À 64 ans, Lynn Hill ne s’imagine pas arrêter un jour de grimper

  • 11 février 2025
  • 7 minutes

La rédaction La rédaction L'équipe de rédaction est un noyau dur de journalistes passionnés, tous basés depuis un bon spot de grimpe, de trail, de ski ou de surf.

Ses mémoires « Climbing Free : My Life in the Vertical World », publiées en 2003, portaient sur les 25 premières années de sa vie d’alpiniste. Ici, dans ce texte écrit pour Climbing (groupe Outside) c’est sur ses projets que se confie la grande figure de l’escalade qui a inspiré des générations entières de grimpeurs.

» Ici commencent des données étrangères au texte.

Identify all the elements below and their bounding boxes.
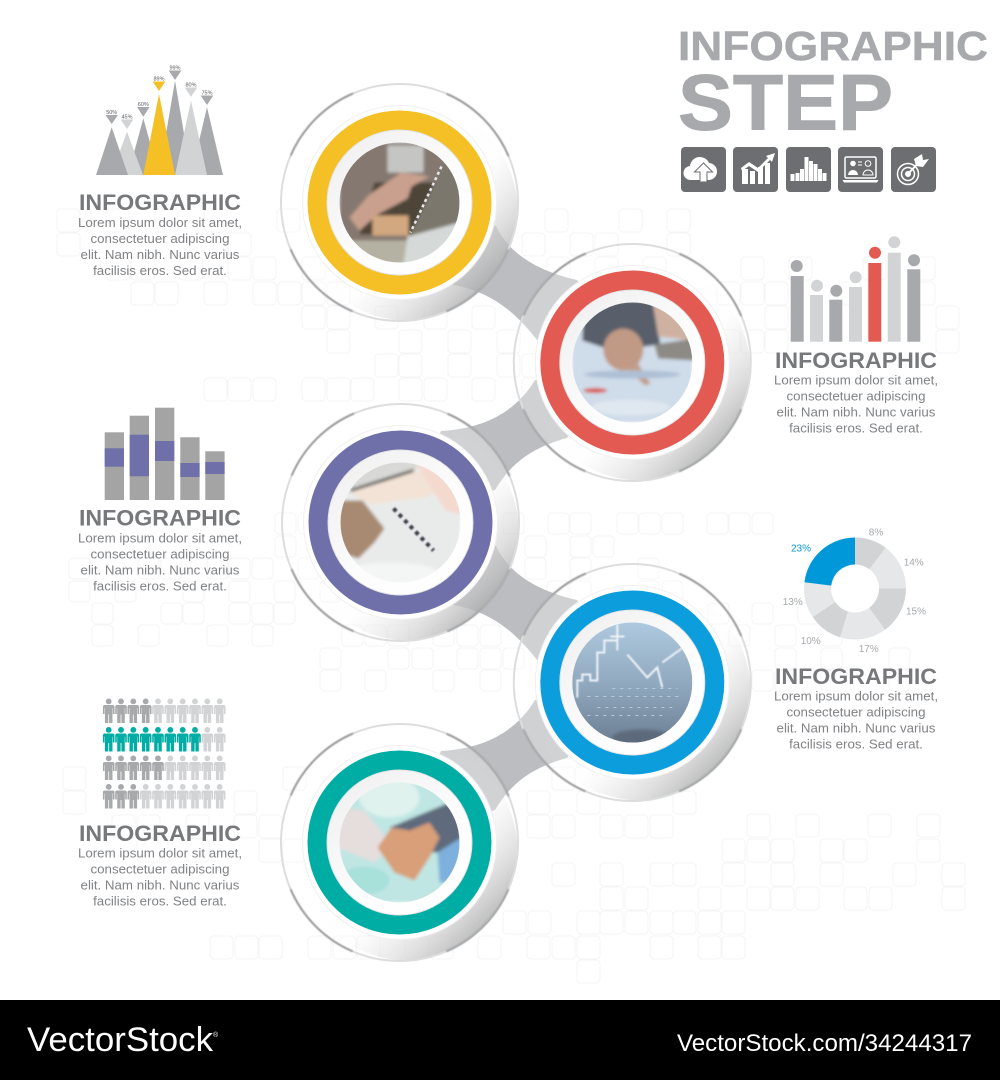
text block: left top: consectetuer adipiscing [91,231,229,246]
text block: right top [774,348,938,436]
photo: stock chart [572,622,692,746]
footer watermark bar: VectorStock.com/34244317 [677,1030,972,1057]
text block: left middle: Lorem ipsum dolor sit amet, [78,530,242,546]
connector: step 3 to 4 [399,522,632,682]
footer watermark bar: VectorStock [27,1021,214,1059]
icon row [681,147,936,192]
text block: right bottom [774,664,938,752]
chart: stacked bars purple [105,408,225,500]
step 3: purple circle [282,404,519,641]
text block: left bottom: Lorem ipsum dolor sit amet, [78,846,242,860]
text block: left top: Lorem ipsum dolor sit amet, [78,215,242,230]
footer watermark bar: ® [213,1031,219,1039]
text block: left bottom: consectetuer adipiscing [91,862,229,876]
chart: donut: 13% [783,597,803,608]
connector: step 4 to 5 [400,682,632,842]
text block: right top: INFOGRAPHIC [775,348,937,373]
text block: left middle: elit. Nam nibh. Nunc varius [81,562,240,578]
text block: right top: elit. Nam nibh. Nunc varius [777,404,936,420]
photo: hand with pen and paper [338,460,462,586]
chart: donut: 8% [869,528,883,538]
chart: donut: 23% [791,544,811,554]
text block: right bottom: facilisis eros. Sed erat. [789,736,923,752]
text block: left middle: consectetuer adipiscing [91,546,229,562]
chart: donut [783,528,926,655]
text block: right bottom: consectetuer adipiscing [787,704,925,720]
text block: right top: Lorem ipsum dolor sit amet, [774,372,938,388]
text block: right top: facilisis eros. Sed erat. [789,420,923,436]
chart: triangle peaks: 45% [121,114,133,120]
text block: right bottom: elit. Nam nibh. Nunc varius [777,720,936,736]
icon: cloud upload [681,147,726,192]
text block: right bottom: INFOGRAPHIC [775,664,937,689]
chart: triangle peaks: 75% [201,90,213,96]
chart: triangle peaks: 80% [185,82,197,88]
chart: donut: 14% [904,558,924,568]
step 1: yellow circle [281,84,518,321]
photo: hand on laptop [340,142,462,264]
title: INFOGRAPHIC STEP: STEP [678,58,893,146]
text block: left bottom [78,821,242,908]
text block: left top: facilisis eros. Sed erat. [93,263,227,278]
chart: people pictogram [103,698,226,808]
text block: left top: INFOGRAPHIC [79,190,241,215]
connector: step 1 to 2 [399,202,632,362]
text block: right bottom: Lorem ipsum dolor sit amet, [774,688,938,704]
chart: lollipop bars [791,236,920,342]
text block: left middle [78,506,242,594]
text block: left bottom: facilisis eros. Sed erat. [93,894,227,908]
title: INFOGRAPHIC STEP: INFOGRAPHIC [678,23,988,69]
step 4: blue circle [514,564,751,801]
icon: target and arrow [891,147,936,192]
step 2: red circle [514,244,751,481]
text block: left top: elit. Nam nibh. Nunc varius [81,247,240,262]
connectors between step circles [399,202,632,842]
chart: triangle peaks: 89% [153,76,165,82]
chart: triangle peaks: 60% [138,102,149,108]
text block: left bottom: INFOGRAPHIC [79,821,241,846]
chart: donut: 17% [859,644,879,655]
icon: growth bars [733,147,778,192]
step 5: teal circle [281,724,518,961]
chart: triangle peaks: 50% [106,110,117,116]
title: INFOGRAPHIC STEP [678,23,988,146]
icon: histogram [786,147,831,192]
icon: laptop video call [838,147,883,192]
text block: left middle: facilisis eros. Sed erat. [93,578,227,594]
connector: step 2 to 3 [400,362,632,522]
photo: handshake [338,778,462,902]
chart: donut: 10% [801,636,821,647]
chart: triangle peaks: 99% [169,66,181,72]
chart: triangle peaks [96,66,223,175]
photo: hand writing on paper [572,300,694,422]
chart: donut: 15% [906,606,926,618]
text block: left bottom: elit. Nam nibh. Nunc varius [81,878,240,892]
text block: right top: consectetuer adipiscing [787,388,925,404]
footer watermark bar [0,1000,1000,1080]
text block: left middle: INFOGRAPHIC [79,506,241,530]
text block: left top [78,190,242,278]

L’ascension libre du Nose en 1994 : une étape fondatrice

« Si le sens de ma vie pouvait être résumé en une simple phrase, je choisirais cette citation de Mark Twain : « Les deux jours les plus importants de votre vie sont le jour de votre naissance et le jour où vous découvrez pourquoi », écrit l’Américaine Lynn Hill, 64 ans. « En repensant à ma vie, je me rends compte que le jour où j’ai découvert mon « pourquoi » est peut-être le 16 septembre 1994, lorsque j’ai fait l’ascension libre du Nose [une voie mythique sur El Capitan, dans le Yosemite] en une journée magique. Je n’avais aucune idée de l’impact que cette ascension aurait sur ma propre vie, ainsi que sur celle de tant de gens dans le monde. À l’époque, personne – pas même moi – n’imaginait qu’il faudrait plus d’une décennie pour que cette ascension soit répétée par quelqu’un, homme ou femme. Lorsque j’ai terminé l’écriture de « Climbing Free » en 2002, la seule personne à avoir répété une ascension libre du Nose était Scott Burke, qui a atteint le sommet en 1998 après 261 jours d’efforts. (…) Il a fallu attendre plus de dix ans pour que Tommy Caldwell et Beth Rodden répètent enfin une ascension entièrement libre en 2005. Au cours des 30 années qui se sont écoulées depuis ma première, seules 12 personnes sont parvenues à faire une ascension entièrement libre du Nose. Et Tommy Caldwell reste le seul à l’avoir réalisé ainsi en une journée ».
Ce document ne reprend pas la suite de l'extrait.